Si ritrova a lavorare a stretto contatto con persone provenienti da tutta Europa, oltre all’esercito italiano della Croce Rossa e le crocerossine. “Un’équipe fantastica: molti sono diventati amici con cui sono rimasta in contatto per molti anni”, racconta.

E, proprio con un amico conosciuto lì, Ponsford si trasferisce a Milano allo scadere dei suoi quattro mesi di contratto.

Nella metropoli lombarda trova impiego senza troppe difficoltà, insegnando la lingua inglese in scuole private e, in particolare, conducendo corsi di lingua inglese per impiegati di aziende come l’IBM.

È il 1985 quando Vicky Ponsford decide, a malincuore, di rientrare definitivamente in Australia: “Purtroppo senza permesso di soggiorno non era così semplice lavorare come avrei potuto fare a casa mia.

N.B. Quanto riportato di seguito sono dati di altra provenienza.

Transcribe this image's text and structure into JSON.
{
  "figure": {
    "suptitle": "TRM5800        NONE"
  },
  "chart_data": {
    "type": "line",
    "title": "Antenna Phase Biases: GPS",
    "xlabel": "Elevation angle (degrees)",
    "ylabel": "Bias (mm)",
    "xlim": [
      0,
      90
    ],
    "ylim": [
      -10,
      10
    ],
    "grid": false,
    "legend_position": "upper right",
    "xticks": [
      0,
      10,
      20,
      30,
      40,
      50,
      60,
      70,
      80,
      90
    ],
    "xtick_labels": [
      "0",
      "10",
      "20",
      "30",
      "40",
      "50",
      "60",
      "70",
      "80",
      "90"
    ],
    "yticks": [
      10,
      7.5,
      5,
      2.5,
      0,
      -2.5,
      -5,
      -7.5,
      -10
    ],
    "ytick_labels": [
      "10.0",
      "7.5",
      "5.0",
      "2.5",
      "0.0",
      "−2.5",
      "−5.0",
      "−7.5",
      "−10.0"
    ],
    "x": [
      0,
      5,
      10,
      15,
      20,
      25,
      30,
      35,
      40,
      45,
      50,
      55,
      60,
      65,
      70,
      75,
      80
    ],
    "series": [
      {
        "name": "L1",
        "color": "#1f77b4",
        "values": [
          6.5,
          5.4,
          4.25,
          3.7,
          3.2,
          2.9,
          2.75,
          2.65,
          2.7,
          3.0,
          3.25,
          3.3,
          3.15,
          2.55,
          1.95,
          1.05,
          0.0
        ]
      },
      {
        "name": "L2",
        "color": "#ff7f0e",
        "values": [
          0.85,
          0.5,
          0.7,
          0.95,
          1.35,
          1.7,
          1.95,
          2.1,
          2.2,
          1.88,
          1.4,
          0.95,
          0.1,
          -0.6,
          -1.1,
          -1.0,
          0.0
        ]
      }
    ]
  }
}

Ma ho conosciuto tantissime persone speciali con cui ho mantenuto i contatti fino a oggi”, continua.

Anche Down Under, Ponsford continua a stare a stretto contatto con la comunità italiana, non solo tramite eventi organizzati: “Una coppia di amici ha una fattoria in New South Wales e dà spesso lavoro ai backpackers. Molte volte capita che, dopo la loro esperienza in fattoria, mi venga chiesto se posso ospitarli per qualche tempo. Ricordo ancora una coppia: il ragazzo, da pasticciere è diventato psicologo. Ho conosciuto anche la mamma, e la prossima volta che andrò in Italia, le farò visita”, racconta.

Ultimamente, si legge sempre più spesso di case abbandonate in piccoli paesini italiani che vengono vendute per pochi euro. Chiedo quindi a Ponsford se ci ha mai pensato a comprarne una e a trasferirsi di nuovo in Italia: “Qualche anno fa ti avrei risposto di sì e sarei partita subito. Adesso non è più così semplice, ma se ci fosse qualcuno con me, potrei accettare. Tu non conosci nessuno disposto a partire?”.